Hans Blix had five months to find weapons. He found nothing. We've had five weeks. Come back to me in five months. If we haven't found any, we will have a credibility problem. I don't have any doubt that we will locate them. I think it takes time.
And here's Krauthammer today, after his five-month deadline has passed:
Hussein was simply making his WMD program more efficient and concealable. His intent and capacity were unchanged.
While I'm at it, I gotta register a complaint about the double standard at the heart of the war party's line on the occupation. Apparently, it's too early to declare the reconstruction of Iraq is failing, and anyone who says otherwise is a peacenik defeatist. But it's never too early to declare the reconstruction is succeeding, and anyone who says otherwise is a peacenik defeatist.

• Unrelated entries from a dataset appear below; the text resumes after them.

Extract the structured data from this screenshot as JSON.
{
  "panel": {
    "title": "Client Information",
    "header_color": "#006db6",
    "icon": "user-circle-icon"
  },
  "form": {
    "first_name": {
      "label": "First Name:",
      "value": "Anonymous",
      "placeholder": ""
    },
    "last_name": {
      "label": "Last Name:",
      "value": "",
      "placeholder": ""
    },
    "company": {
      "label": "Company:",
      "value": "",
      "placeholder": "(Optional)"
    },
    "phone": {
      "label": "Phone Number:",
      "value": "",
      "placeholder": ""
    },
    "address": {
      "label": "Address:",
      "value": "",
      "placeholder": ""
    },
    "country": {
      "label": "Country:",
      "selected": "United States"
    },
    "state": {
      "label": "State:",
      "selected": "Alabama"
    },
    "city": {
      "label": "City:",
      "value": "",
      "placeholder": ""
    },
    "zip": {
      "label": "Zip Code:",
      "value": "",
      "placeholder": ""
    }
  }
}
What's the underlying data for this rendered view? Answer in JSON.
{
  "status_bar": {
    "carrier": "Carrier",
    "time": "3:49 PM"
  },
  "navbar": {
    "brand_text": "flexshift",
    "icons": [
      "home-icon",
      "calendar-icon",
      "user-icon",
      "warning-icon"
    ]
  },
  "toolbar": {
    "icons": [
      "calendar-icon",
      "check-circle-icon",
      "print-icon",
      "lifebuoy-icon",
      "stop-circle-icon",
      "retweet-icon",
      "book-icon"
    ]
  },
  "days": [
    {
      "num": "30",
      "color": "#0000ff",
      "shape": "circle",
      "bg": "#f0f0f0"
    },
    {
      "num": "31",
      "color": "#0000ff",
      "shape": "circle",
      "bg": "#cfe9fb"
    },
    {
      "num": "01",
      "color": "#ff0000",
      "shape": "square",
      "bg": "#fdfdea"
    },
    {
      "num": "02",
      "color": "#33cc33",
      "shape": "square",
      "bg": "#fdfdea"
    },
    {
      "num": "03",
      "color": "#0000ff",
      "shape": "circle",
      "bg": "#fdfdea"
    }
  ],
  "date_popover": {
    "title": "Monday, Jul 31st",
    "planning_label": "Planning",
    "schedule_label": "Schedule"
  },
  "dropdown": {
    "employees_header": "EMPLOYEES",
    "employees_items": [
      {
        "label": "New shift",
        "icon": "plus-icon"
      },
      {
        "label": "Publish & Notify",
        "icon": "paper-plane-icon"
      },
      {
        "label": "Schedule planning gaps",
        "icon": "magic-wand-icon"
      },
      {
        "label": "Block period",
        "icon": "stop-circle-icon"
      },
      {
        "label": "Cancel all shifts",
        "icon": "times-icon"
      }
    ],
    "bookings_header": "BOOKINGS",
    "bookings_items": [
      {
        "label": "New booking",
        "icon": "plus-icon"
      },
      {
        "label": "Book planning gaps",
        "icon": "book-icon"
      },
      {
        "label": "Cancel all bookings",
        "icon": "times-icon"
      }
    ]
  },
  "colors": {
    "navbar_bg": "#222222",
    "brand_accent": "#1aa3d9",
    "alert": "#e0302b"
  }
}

Fer chrissakes, people, isn't there any room for uncertainty in your world?
CLICHÉ QUERY: The Free State Project, which aims to move en masse to a single state and agitate there for libertarianism, has picked New Hampshire. "We're not here to invade or take over," one member told the Associated Press. "We're here to restore the American dream."
My question: What is the American dream? All my life I’ve heard people yammering about it, and I still don't know what the hell it is. I gather it has something to do with homeownership. If you know more details, please fill me in.